Face à la persistance de la surliquidité du système bancaire, Bank Al-Maghrib vient de sortir de sa manche un nouveau instrument de régulation du marché monétaire, le Swap de change. Il s'agit d'une opération qui lui permet d'acheter ou de vendre du dirham au comptant contre devise et, simultanément, de le revendre ou le racheter à terme, à une date et à un taux de change prédéterminés. Ce dispositif qui s'effectue par voie d'appel d'offres ou par recours aux procédures bilatérales, est limité aux banques intermédiaires agrées.

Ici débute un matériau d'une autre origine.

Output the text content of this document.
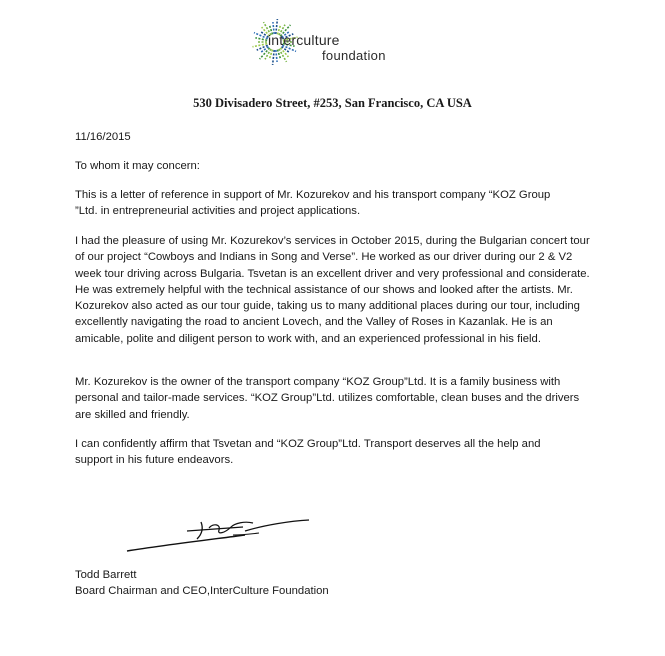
interculture
foundation
530 Divisadero Street, #253, San Francisco, CA USA

11/16/2015

To whom it may concern:

This is a letter of reference in support of Mr. Kozurekov and his transport company “KOZ Group ”Ltd. in entrepreneurial activities and project applications.

I had the pleasure of using Mr. Kozurekov’s services in October 2015, during the Bulgarian concert tour of our project “Cowboys and Indians in Song and Verse”. He worked as our driver during our 2 & V2 week tour driving across Bulgaria. Tsvetan is an excellent driver and very professional and considerate. He was extremely helpful with the technical assistance of our shows and looked after the artists. Mr. Kozurekov also acted as our tour guide, taking us to many additional places during our tour, including excellently navigating the road to ancient Lovech, and the Valley of Roses in Kazanlak. He is an amicable, polite and diligent person to work with, and an experienced professional in his field.

Mr. Kozurekov is the owner of the transport company “KOZ Group”Ltd. It is a family business with personal and tailor-made services. “KOZ Group”Ltd. utilizes comfortable, clean buses and the drivers are skilled and friendly.

I can confidently affirm that Tsvetan and “KOZ Group”Ltd. Transport deserves all the help and support in his future endeavors.

Todd Barrett

Board Chairman and CEO,InterCulture Foundation
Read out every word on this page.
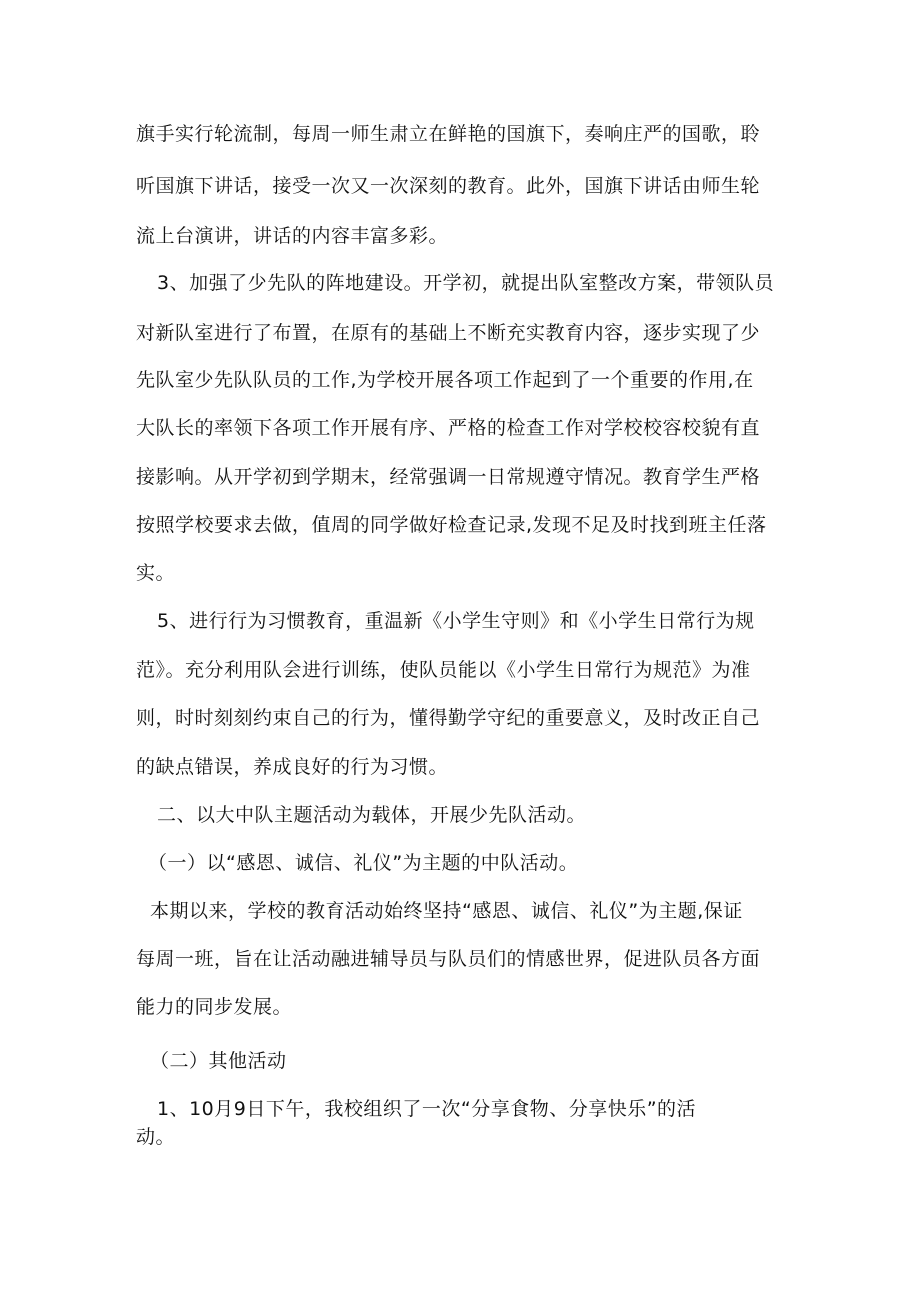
旗手实行轮流制，每周一师生肃立在鲜艳的国旗下，奏响庄严的国歌，聆
听国旗下讲话，接受一次又一次深刻的教育。此外，国旗下讲话由师生轮
流上台演讲，讲话的内容丰富多彩。
3、加强了少先队的阵地建设。开学初，就提出队室整改方案，带领队员
对新队室进行了布置，在原有的基础上不断充实教育内容，逐步实现了少
先队室少先队队员的工作,为学校开展各项工作起到了一个重要的作用,在
大队长的率领下各项工作开展有序、严格的检查工作对学校校容校貌有直
接影响。从开学初到学期末，经常强调一日常规遵守情况。教育学生严格
按照学校要求去做，值周的同学做好检查记录,发现不足及时找到班主任落
实。
5、进行行为习惯教育，重温新《小学生守则》和《小学生日常行为规
范》。充分利用队会进行训练，使队员能以《小学生日常行为规范》为准
则，时时刻刻约束自己的行为，懂得勤学守纪的重要意义，及时改正自己
的缺点错误，养成良好的行为习惯。
二、以大中队主题活动为载体，开展少先队活动。
（一）以“感恩、诚信、礼仪”为主题的中队活动。
本期以来，学校的教育活动始终坚持“感恩、诚信、礼仪”为主题,保证
每周一班，旨在让活动融进辅导员与队员们的情感世界，促进队员各方面
能力的同步发展。
（二）其他活动
1、10月9日下午，我校组织了一次“分享食物、分享快乐”的活
动。
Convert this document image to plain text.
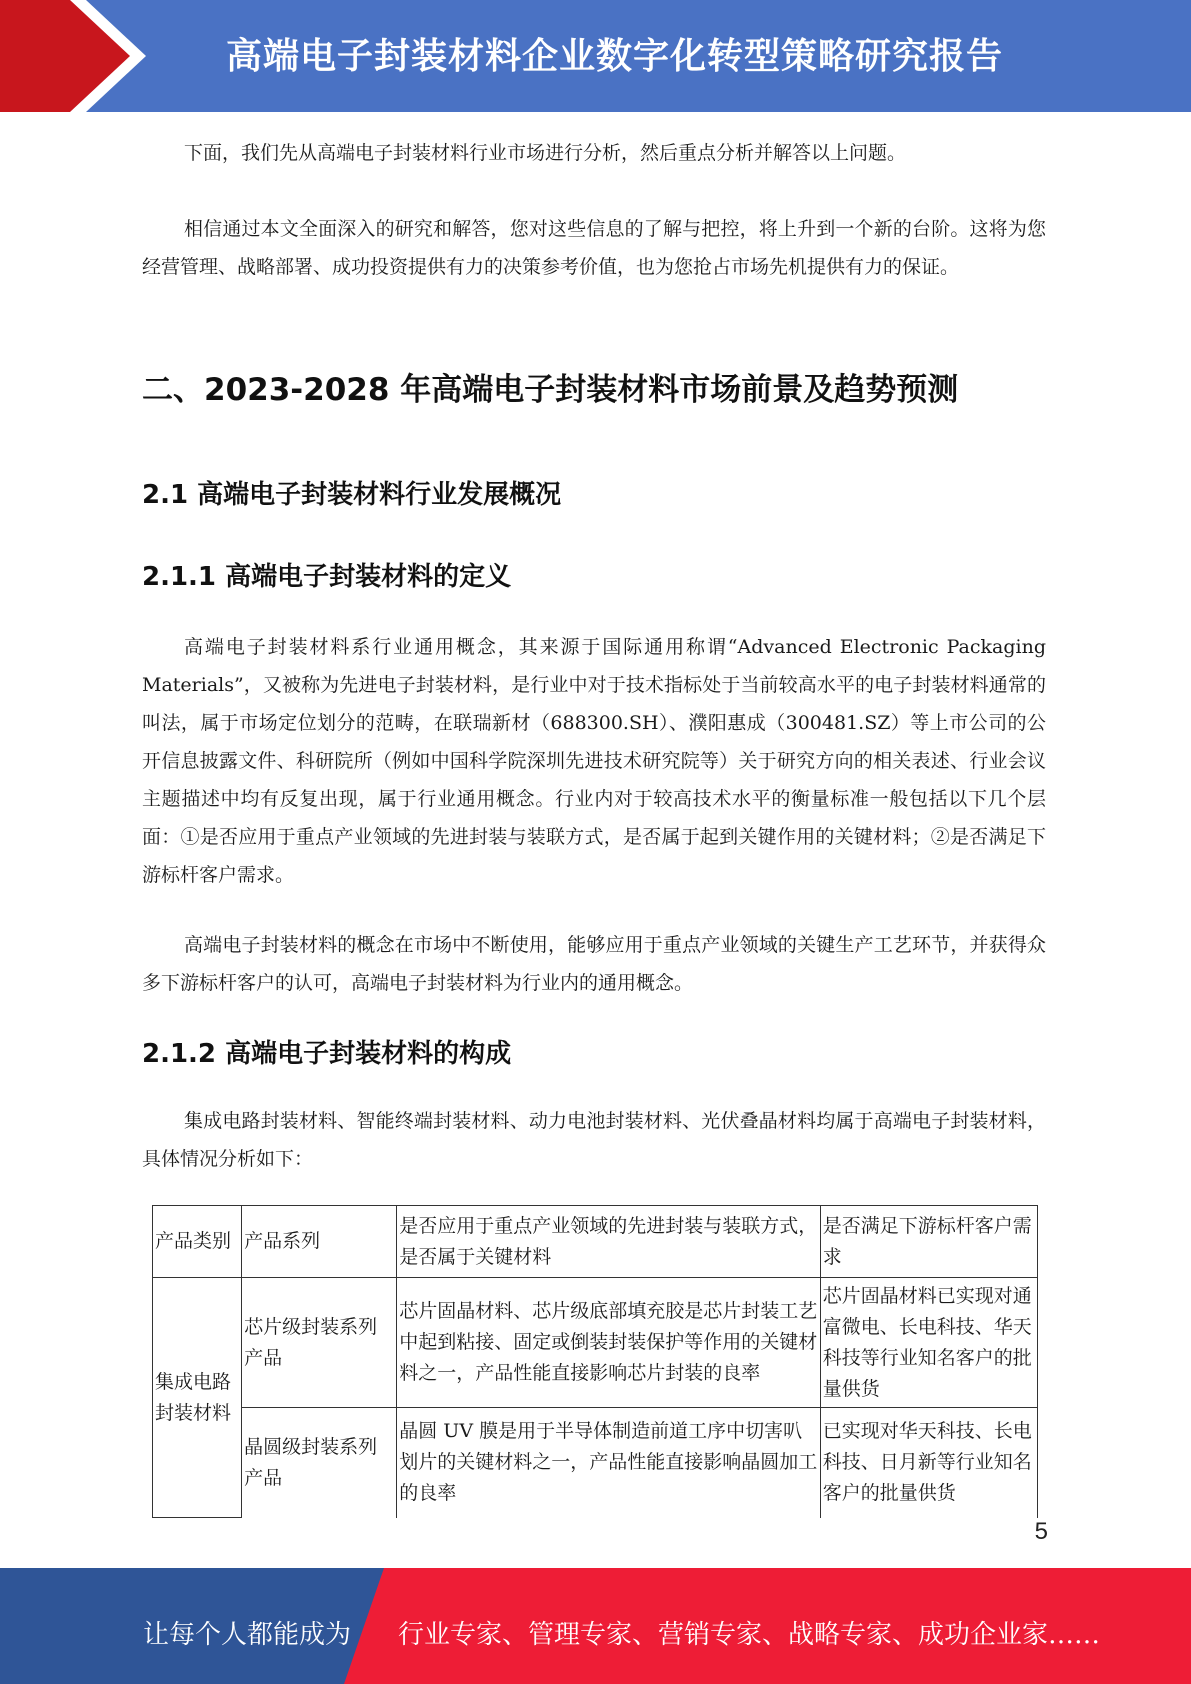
高端电子封装材料企业数字化转型策略研究报告

下面，我们先从高端电子封装材料行业市场进行分析，然后重点分析并解答以上问题。

相信通过本文全面深入的研究和解答，您对这些信息的了解与把控，将上升到一个新的台阶。这将为您经营管理、战略部署、成功投资提供有力的决策参考价值，也为您抢占市场先机提供有力的保证。

二、2023-2028 年高端电子封装材料市场前景及趋势预测
2.1 高端电子封装材料行业发展概况
2.1.1 高端电子封装材料的定义

高端电子封装材料系行业通用概念，其来源于国际通用称谓“Advanced Electronic Packaging Materials”，又被称为先进电子封装材料，是行业中对于技术指标处于当前较高水平的电子封装材料通常的叫法，属于市场定位划分的范畴，在联瑞新材（688300.SH）、濮阳惠成（300481.SZ）等上市公司的公开信息披露文件、科研院所（例如中国科学院深圳先进技术研究院等）关于研究方向的相关表述、行业会议主题描述中均有反复出现，属于行业通用概念。行业内对于较高技术水平的衡量标准一般包括以下几个层面：①是否应用于重点产业领域的先进封装与装联方式，是否属于起到关键作用的关键材料；②是否满足下游标杆客户需求。

高端电子封装材料的概念在市场中不断使用，能够应用于重点产业领域的关键生产工艺环节，并获得众多下游标杆客户的认可，高端电子封装材料为行业内的通用概念。

2.1.2 高端电子封装材料的构成

集成电路封装材料、智能终端封装材料、动力电池封装材料、光伏叠晶材料均属于高端电子封装材料，具体情况分析如下：

产品类别	产品系列	是否应用于重点产业领域的先进封装与装联方式，是否属于关键材料	是否满足下游标杆客户需求
集成电路封装材料	芯片级封装系列产品	芯片固晶材料、芯片级底部填充胶是芯片封装工艺中起到粘接、固定或倒装封装保护等作用的关键材料之一，产品性能直接影响芯片封装的良率	芯片固晶材料已实现对通富微电、长电科技、华天科技等行业知名客户的批量供货
	晶圆级封装系列产品	晶圆 UV 膜是用于半导体制造前道工序中切害叭划片的关键材料之一，产品性能直接影响晶圆加工的良率	已实现对华天科技、长电科技、日月新等行业知名客户的批量供货
5
让每个人都能成为 行业专家、管理专家、营销专家、战略专家、成功企业家……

Le renforcement du dispositif de régulation du marché prouve que les instruments utilisés par la Banque Centrale n'ont pu éponger la surliquidité du marché. Notons que cet excédent tire son origine d'une multitude de facteurs favorables dont: l'encaissement du chèque d'Altadis suite à la privatisation de la Régie des Tabacs, les transferts des MRE de plus en plus conséquents, des rentrées touristiques et la baisse de la facture céréalière suite à une bonne année agricole. Ces ressources n'étant absorbées que très faiblement par les crédits à l'économie, les banques se retrouvent avec des excédents qu'elles n'arrivent pas à rémunérer convenablement du fait de la baisse des taux qu'induit cette situation. Du coup, Bank Al-Maghrib est appelée à la rescousse. Le faible impact des reprises de liquidités et des ventes en pensions de 7 jours avaient amené la gardienne de la politique monétaire à relever pour la seconde fois en moins d'une année le plafond de la réserve monétaire. Celle-ci passait ainsi de 14% à 16,5 %, faisant passer la nouvelle moyenne requise à constituer de 22 856,2 MDH à 28 271,2 MDH. Seulement, outre le fait que cette mesure réglementaire n'avait pas fait l'unanimité au sein du secteur bancaire, ses effets sont restés limités comme en témoigne la persistance de la liquidité que la Banque Centrale essaye d'enrayer à coup de reprises de liquidités. Partant, le Swap de changes intervient à point nommé. Selon un analyste de la place, "le Swap peut être un complément et/ou une alternative aux reprises de liquidités de Bank al-Maghrib". Seulement, "au lieu de donner en contrepartie des titres, l'État octroie aux établissements habilités des devises". La première opération du genre lancée par Bank Al-Maghrib le jeudi 16 octobre dernier visait un achat de dirhams pour un montant de 2 000 MDH avec l'euro comme devise objet de Swap. Bien que les taux soient alléchants, il n'y a pas eu de réponse massive des banques commerciales. Ces dernières n'ont offert que 850 MDH, contre les 2000MDH demandés. Pour une première, ce fut tout de même un succès et l'Institut d'émission s'apprête selon des sources du marché à lancer une seconde opération de Swap de changes de même montant mais d'une durée d'un mois seulement.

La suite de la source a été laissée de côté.